In a molecule, researchers see potential to help organ transplants thrive
Scientists have made great strides in increasing success rates for organ transplants — at least through the first year after surgery. But a lingering long-term response of the recipient’s immune system tends to erode the grafted tissue’s health, and can eventually lead to organ failure.
“Advances in immunosuppression have increased initial transplant success rates of almost every major organ,” said Jordan Pober, the Bayer Professor of Translational Medicine and professor of immunobiology, pathology and dermatology and senior author of the study. “But most transplants experience graft loss after the first year at a steady rate, and that rate has barely budged over the years.”
Now, Pober and colleagues report that they have identified a key molecular culprit in this slow death of transplanted tissue. Inhibiting the molecule could, they argue, minimize aspects of the organ recipient’s immune response, reducing the likelihood of organ rejection.
The findings were reported May 27 in the Journal of Clinical Investigation.
Much of the immune response to donated tissue and other foreign cells is triggered by molecules called HLA antigens. Expressed on endothelial cells, which line the interior of all blood vessels, including those of grafted tissue. Except in the case of identical twins, HLA antigens on the graft almost always differ from those of the patient receiving it. Foreign HLA antigens activate the host’s T cells, which proceed to attack the graft.
Grafted HLA antigens are also targets for antibodies, which can launch a separate immune system response and raise the risk of organ rejection. But no one knows exactly how antibodies increase the risk of rejection.
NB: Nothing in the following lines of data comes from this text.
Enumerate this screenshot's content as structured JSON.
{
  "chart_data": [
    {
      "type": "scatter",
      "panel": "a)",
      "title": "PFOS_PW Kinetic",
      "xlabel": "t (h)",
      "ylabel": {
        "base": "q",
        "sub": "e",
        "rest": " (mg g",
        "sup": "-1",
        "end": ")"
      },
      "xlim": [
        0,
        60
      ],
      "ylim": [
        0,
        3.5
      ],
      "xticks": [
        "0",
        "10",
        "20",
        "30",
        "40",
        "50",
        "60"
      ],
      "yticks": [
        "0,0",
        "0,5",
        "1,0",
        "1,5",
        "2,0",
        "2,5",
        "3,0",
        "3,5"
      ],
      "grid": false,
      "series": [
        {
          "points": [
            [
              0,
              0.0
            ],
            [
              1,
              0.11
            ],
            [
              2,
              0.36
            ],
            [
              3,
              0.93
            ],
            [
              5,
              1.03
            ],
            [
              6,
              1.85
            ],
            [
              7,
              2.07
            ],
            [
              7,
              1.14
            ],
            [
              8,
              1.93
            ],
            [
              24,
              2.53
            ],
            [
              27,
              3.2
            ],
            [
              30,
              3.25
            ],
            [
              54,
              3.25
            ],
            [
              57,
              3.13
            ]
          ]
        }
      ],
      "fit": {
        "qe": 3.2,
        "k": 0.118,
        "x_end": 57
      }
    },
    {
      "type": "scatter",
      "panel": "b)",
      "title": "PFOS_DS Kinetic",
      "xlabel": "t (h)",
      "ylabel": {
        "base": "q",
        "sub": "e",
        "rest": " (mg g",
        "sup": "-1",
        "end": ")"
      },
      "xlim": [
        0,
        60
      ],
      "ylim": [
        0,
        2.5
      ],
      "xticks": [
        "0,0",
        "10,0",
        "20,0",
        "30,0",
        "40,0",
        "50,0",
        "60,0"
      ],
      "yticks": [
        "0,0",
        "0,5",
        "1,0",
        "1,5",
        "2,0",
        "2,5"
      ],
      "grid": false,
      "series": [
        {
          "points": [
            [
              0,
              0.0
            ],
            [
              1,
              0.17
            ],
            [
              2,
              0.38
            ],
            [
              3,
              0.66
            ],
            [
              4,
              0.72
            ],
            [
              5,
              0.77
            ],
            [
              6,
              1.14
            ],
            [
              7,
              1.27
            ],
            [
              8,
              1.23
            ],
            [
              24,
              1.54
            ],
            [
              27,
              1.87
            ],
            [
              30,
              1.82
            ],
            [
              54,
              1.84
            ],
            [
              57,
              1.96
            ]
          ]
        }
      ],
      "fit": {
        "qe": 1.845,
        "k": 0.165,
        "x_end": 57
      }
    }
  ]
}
Antibodies in the host cause the assembly of a complex of proteins — a process called complement membrane attack complex, or MAC — on the surface of donor endothelial cells. Researchers in Pober’s lab found that MAC, in turn, “activates” the endothelial cells to increase the host’s T cell response, and found they could minimize the T cell response by inhibiting a specific molecule made by the activated endothelial cells.
Researchers hope that inhibiting this signal would increase long-term success of organ transplants
Intriguingly, the researchers said, stimulating this same molecule has been shown to increase immune system response and attack cancer tumors.
“Cancer researchers have the opposite goal from transplanters, but it is the same process,” Pober said.
Yale’s Catherine Xie is lead author of the study, which was primarily funded by the National Institutes of Health.